El universalismo de Kohlberg se cuestionó en dos puntos fundamentales y uno vino de la mano de Carol Gilligan: 

  1. Hay diferencias considerables según el marco cultural al que nos referimos y 2. Hay diferencias considerables según el marco de sexo/ género.

    En el primer caso investigaciones realizadas sobre diferentes culturas han lanzado resultados según los cuales, no hay sujetos que llegan al estadio 5 y 6 antes de los 23 años; solo el 25% de los sujetos de las sociedades occidentales acceden al estadio 5 y el 5% al estadio 6, y, en algunas sociedades como las Bahamas, Belice o Turquía no hay rastro del estadio 6… (Datos extraídos de la página web de la profesora Àngels Varó Peral) De esto no tenemos que concluir que el modelo sea inservible, sino que las pretensiones de su valoración tienen que ser más modestas. 
    En cuanto al segundo, Carol Gilligan (Nueva York 1936) fue discípula de Kohlberg y para estar muy familiarizada con sus investigaciones sobre el desarrollo moral, observó una serie de deficiencias: 
    1. Kohlberg realizó sus investigaciones solo sobre sujetos del sexo masculino. 
    2. Kohlberg usaba dilemas morales hipotéticos (supuestos teóricos, no basados en hechos reales) que podrían estar sesgados en su planteamiento y provocar desviaciones en las respuestas de los sujetos. 
    3. En la escala final del desarrollo moral de Kohlberg las mujeres llegaban a resultados inferiores a los hombres. 
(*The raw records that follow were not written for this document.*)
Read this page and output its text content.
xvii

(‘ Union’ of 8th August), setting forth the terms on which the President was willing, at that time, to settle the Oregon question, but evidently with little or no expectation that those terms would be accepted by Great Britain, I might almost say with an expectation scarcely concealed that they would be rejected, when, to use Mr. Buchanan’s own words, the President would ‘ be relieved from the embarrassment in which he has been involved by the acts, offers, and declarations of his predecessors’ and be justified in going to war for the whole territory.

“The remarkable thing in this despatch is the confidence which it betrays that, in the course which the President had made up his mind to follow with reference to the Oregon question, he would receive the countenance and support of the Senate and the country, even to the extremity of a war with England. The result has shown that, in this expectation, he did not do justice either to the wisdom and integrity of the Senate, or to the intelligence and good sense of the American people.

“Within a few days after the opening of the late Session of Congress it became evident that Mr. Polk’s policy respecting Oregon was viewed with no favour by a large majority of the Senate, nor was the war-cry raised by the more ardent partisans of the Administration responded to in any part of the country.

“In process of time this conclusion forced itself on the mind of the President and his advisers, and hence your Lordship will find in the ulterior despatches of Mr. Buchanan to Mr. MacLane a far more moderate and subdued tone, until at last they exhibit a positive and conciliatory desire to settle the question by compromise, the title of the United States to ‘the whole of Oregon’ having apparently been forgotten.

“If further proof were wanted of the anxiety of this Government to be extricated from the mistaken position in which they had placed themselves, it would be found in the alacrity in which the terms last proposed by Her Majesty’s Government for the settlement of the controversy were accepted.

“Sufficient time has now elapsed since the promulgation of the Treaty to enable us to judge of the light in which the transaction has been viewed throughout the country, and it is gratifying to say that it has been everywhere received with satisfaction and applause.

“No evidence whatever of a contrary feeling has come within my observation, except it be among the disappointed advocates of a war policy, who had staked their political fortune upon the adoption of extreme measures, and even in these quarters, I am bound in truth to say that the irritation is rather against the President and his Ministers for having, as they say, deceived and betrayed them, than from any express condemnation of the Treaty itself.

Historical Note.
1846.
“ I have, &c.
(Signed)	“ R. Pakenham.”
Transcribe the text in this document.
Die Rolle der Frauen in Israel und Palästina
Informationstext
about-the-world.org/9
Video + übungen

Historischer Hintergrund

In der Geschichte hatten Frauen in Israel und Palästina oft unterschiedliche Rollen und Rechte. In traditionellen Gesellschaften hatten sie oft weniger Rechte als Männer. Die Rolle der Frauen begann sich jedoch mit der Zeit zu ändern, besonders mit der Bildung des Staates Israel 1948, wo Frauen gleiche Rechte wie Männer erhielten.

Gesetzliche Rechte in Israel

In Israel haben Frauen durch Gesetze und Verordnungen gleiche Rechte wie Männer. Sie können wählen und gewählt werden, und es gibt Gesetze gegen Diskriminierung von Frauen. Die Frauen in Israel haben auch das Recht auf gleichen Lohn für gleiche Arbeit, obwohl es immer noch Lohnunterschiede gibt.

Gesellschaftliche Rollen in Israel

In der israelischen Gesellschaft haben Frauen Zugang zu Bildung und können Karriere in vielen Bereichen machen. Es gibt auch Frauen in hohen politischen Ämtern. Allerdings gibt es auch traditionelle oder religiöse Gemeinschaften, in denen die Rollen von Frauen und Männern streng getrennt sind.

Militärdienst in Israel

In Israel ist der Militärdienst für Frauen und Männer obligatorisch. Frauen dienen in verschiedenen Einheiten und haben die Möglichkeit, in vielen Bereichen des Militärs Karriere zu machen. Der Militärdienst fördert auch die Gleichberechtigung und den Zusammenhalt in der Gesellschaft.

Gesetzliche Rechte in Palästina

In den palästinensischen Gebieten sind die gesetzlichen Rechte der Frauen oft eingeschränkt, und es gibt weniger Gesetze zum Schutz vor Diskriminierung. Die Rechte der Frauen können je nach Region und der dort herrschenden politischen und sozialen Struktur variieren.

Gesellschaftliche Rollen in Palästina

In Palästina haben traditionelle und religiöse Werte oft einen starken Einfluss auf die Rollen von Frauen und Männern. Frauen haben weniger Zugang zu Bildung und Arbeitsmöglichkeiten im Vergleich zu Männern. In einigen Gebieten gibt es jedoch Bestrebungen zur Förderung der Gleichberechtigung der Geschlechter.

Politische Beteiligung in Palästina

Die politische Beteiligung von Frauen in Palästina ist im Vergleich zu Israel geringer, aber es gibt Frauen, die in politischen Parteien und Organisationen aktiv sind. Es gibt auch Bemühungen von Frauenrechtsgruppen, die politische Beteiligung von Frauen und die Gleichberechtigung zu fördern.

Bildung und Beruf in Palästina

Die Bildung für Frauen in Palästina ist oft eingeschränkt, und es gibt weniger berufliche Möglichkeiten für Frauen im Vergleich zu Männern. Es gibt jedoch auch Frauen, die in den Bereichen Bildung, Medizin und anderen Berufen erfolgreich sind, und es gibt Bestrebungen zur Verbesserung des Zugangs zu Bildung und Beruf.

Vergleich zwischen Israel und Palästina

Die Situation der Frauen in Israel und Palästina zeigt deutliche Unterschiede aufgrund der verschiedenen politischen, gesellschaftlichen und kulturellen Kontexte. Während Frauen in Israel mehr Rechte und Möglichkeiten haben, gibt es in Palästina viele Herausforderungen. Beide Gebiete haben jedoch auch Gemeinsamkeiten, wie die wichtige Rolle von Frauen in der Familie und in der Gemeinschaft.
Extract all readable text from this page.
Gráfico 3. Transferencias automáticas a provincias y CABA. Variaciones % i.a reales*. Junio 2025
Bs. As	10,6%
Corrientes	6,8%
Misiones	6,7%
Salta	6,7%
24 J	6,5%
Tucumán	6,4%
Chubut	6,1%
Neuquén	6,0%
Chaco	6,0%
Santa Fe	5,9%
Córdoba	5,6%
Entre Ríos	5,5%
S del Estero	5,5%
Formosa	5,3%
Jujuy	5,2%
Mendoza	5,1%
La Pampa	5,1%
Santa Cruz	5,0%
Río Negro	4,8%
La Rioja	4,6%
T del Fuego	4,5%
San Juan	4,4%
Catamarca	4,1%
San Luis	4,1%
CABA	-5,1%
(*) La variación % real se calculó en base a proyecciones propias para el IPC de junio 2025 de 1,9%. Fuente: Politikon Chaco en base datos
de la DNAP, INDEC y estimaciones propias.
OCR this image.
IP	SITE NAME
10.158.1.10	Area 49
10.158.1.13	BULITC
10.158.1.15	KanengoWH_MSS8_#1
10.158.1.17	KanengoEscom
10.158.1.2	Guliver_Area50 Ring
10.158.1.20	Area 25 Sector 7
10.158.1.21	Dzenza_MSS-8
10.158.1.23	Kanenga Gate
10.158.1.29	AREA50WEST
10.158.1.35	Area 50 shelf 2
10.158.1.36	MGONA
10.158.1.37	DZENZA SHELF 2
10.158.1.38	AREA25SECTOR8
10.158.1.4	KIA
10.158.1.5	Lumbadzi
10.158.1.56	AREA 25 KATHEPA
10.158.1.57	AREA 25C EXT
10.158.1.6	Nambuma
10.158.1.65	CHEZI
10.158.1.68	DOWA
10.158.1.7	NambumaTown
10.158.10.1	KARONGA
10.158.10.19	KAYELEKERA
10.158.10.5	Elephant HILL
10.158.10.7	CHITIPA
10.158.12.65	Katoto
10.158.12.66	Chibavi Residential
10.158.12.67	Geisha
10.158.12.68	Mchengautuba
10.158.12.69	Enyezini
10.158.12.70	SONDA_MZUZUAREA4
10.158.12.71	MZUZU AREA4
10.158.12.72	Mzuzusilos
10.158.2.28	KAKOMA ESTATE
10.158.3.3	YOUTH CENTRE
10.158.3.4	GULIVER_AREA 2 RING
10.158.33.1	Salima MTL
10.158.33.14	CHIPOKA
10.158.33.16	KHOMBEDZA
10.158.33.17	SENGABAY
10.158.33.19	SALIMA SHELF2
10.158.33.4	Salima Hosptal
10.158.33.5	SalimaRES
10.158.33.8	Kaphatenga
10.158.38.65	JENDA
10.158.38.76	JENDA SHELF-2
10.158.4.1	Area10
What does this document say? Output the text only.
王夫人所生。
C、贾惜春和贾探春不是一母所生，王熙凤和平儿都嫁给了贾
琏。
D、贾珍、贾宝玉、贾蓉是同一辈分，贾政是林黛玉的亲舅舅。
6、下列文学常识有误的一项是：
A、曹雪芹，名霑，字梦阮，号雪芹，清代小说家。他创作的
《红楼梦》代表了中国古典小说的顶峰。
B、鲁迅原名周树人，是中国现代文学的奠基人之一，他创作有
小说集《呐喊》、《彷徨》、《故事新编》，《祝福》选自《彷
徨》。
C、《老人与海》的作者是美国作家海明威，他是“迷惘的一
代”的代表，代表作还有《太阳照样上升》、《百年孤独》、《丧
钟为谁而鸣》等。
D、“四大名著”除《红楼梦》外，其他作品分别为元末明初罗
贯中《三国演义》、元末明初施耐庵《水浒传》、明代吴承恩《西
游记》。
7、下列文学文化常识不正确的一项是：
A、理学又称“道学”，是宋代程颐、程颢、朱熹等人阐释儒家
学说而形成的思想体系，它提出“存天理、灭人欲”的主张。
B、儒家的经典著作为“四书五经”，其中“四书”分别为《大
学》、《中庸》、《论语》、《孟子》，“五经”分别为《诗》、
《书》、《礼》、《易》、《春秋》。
    Ante estas deficiencias, Gilligan realizó un nuevo estudio empírico en el cual los sujetos eran mujeres y los dilemas que se proponían eran cuestiones reales (dilemas reales), como el aborto. El resultado (“Con voz diferente” 1977) fue el descubrimiento de un modelo ético diferente al propugnado por Kohlberg. Si este sostenía cómo modelo de desarrollo moral una ética de la justicia, en los estudios de Gilligan salió a la luz la ética de la cura. Descubrió que los hombres se analizaban desde una visión formal y abstracto, es decir, en el respecto a los derechos formales de los otros, en el ámbito individual y en las reglas. Las mujeres, por otro lado, se movían en la realidad cotidiana, en la responsabilidad cabe los otros, en las relaciones y en una concepción global y no solo normativa de la moral. 
    “Hay que contar con otros componentes además de la justicia, como son la cura o compasión (care) y la responsabilidad. Ser maduro moralmente no consiste solo a llegar a ser justo, sino también a ser compasivo y capaz de responsabilizarse de aquellos que nos están encomendados. Gilligan considera que, además de la voz moral de la justicia, está la voz moral de la cura y que ambas se complementan.  La voz de la justicia, se sitúa en la perspectiva de aquello universal y la voz de la cura o la compasión está por los precisan de ayuda que son responsabilidad nuestra, empezando por los más próximos”. (AA. VV (2005). Dilemas morales. València: La Nave Libros, pág. 31) 
     
    1. ¿Tiene alguna importancia que un estudio sobre el conjunto la población se realice solo con sujetos varones? 
    2. ¿Qué planteó Carol Gilligan? 
    3. Define con tus palabras que significa la ética “del cuidado”. ¿Y la de “la justicia”? 
    4. Busca ejemplos en la prensa o bien a tu alrededor, en la vida cotidiana, que ilustren esta ética del cuidado 
    5. ¿La “ética del cuidado” es deseable para todo el mundo, sean hombres o mujeres? Argumenta tu respuesta.